The Mirror’s attorneys claim that the true source of the story was likely King Charles’ former press chief Mark Bolland, who had a strong personal relationship with Morgan “that included regular phone calls, meals together and drinking sprees.” The newspaper group implies that Harry should blame his father’s staff for the invasion of his privacy rather than the journalists.

The company said that when the Metropolitan Police discovered that News of the World reporter Clive Goodman had hacked Prince Harry’s phone in 2006, police would have noticed if Mirror journalists had also been tapping royal voicemails.

“No journalists from Mirror Group Newspapers have been arrested or prosecuted, suggesting that Mirror Group Newspapers was not involved in wiretapping the voicemails of the Duke of Sussex and those around him,” the company said.

Harry is one of four people whose phone-hacking allegations against Mirror publishers are being examined in a seven-week Supreme Court trial. The Mirror denies their specific allegations of phone hacking, while arguing that the plaintiffs missed a statutory time limit in which to assert their claims.

David Sherborne, the lawyer for Harry and the other alleged victims, told the court that there had been widespread illegal behavior at the Mirror newspapers. He claimed that senior executives, including Morgan, must have been aware of tactics ranging from phone hacking to landline tapping to disclosure of private financial records.

“We have Mr Morgan’s direct involvement in a number of these incidents and his knowledge of voicemail interception,” Sherborne previously told the court.

Morgan has denied ever knowingly publishing stories based on phone hacking.

One of the core issues of the process is the use of private investigators to carry out illegal activities on behalf of journalists. The court has already heard allegations that, when Morgan was editor, the Daily Mirror hired an outside agency to obtain Prince Michael of Kent’s financial details.

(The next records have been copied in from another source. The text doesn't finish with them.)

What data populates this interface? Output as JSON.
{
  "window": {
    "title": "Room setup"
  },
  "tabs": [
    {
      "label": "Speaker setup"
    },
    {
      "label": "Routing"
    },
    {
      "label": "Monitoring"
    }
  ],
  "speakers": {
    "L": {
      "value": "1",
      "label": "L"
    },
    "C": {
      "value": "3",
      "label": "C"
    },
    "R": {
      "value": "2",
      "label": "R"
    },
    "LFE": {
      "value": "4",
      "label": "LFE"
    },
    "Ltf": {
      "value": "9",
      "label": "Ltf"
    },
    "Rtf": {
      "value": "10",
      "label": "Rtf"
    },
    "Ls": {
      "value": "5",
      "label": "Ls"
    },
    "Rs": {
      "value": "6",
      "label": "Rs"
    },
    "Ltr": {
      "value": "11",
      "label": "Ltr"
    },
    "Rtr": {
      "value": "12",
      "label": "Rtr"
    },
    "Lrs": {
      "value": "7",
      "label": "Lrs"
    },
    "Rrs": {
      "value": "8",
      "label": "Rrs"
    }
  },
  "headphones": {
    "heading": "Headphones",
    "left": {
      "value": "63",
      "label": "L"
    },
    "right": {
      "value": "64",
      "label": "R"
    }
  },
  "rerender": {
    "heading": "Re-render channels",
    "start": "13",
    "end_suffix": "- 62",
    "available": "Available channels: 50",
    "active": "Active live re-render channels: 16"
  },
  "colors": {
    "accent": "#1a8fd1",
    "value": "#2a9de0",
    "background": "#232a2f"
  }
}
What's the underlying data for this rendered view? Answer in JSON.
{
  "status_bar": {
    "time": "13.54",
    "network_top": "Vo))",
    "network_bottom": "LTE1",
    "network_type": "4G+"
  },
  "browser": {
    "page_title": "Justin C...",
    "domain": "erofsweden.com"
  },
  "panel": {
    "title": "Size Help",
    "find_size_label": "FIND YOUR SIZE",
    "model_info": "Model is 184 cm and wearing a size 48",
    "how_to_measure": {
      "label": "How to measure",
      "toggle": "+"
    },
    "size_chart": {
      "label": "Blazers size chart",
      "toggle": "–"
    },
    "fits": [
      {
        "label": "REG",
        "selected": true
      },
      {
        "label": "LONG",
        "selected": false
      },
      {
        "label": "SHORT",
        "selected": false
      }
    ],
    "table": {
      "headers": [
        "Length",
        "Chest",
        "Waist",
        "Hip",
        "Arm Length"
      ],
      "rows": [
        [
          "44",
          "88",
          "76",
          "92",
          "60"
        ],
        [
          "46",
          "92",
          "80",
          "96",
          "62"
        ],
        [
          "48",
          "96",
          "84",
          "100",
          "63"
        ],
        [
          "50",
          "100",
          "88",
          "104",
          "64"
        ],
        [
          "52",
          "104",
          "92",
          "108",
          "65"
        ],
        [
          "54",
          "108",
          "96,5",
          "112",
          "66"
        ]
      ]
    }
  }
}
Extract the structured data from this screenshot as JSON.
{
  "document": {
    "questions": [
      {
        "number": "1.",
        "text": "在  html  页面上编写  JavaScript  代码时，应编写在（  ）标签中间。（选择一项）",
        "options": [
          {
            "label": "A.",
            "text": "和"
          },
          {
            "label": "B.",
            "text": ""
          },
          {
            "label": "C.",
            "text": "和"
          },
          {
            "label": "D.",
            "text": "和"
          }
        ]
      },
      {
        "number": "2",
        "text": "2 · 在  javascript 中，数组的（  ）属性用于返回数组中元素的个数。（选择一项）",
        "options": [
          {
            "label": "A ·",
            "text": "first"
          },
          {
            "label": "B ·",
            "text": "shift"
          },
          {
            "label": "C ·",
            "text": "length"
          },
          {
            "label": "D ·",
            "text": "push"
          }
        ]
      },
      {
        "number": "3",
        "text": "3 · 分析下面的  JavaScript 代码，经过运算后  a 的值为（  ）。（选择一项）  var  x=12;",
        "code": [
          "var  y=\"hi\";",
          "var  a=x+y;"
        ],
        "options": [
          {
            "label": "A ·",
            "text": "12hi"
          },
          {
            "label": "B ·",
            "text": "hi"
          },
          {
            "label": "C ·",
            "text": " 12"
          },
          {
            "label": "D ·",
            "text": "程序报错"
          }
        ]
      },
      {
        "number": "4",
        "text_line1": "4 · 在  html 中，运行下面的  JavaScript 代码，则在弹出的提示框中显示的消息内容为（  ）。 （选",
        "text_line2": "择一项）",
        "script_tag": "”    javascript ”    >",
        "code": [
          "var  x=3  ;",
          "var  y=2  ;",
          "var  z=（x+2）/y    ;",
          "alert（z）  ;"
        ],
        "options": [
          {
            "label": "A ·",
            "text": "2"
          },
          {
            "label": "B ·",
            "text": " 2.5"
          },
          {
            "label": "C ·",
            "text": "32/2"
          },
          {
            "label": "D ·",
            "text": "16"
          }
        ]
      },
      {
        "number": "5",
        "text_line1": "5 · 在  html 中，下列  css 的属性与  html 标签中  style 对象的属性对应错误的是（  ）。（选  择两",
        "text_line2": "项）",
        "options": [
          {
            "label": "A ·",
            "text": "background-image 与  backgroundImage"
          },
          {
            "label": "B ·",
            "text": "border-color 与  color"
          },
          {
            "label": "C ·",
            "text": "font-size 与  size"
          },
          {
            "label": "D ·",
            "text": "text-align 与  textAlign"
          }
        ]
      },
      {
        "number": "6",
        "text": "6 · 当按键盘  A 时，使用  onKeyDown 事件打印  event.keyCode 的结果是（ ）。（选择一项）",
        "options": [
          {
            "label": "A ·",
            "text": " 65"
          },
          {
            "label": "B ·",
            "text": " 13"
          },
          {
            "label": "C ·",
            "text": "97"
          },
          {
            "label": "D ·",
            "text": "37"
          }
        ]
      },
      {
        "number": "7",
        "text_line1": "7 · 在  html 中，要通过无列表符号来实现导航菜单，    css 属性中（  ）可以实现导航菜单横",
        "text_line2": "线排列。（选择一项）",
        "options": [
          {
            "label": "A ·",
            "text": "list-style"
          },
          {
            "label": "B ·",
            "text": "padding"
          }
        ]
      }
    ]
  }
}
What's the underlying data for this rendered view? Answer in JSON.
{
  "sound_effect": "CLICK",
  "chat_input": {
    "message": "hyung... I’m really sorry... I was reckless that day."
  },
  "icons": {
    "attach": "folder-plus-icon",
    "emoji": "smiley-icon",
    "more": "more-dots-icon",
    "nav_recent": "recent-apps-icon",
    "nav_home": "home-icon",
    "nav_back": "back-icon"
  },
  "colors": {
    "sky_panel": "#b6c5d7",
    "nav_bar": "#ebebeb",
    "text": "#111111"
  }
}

The private investigator allegedly called Coutts Bank and persuaded them to release the prince’s private details by posing as the prince’s accountant.

Mirror Group Newspapers spent millions of pounds on outside private investigators in the 2000s, but claimed that in many cases the third parties had provided “expertise” in sourcing legally available material from public registers.

Mirror Group Newspapers has already paid around £100m in penalties and legal fees to settle hundreds of phone hacking claims against its titles, and also set aside a further £50m to cover future payouts.

The first three weeks of the trial will address general questions surrounding alleged illegal behavior at the three Mirror newspapers, while the second half will see testimonies from the four alleged victims.

Prince Harry is scheduled to testify over three days at the trial in early June, becoming the first king to testify from the witness stand since the 19th century.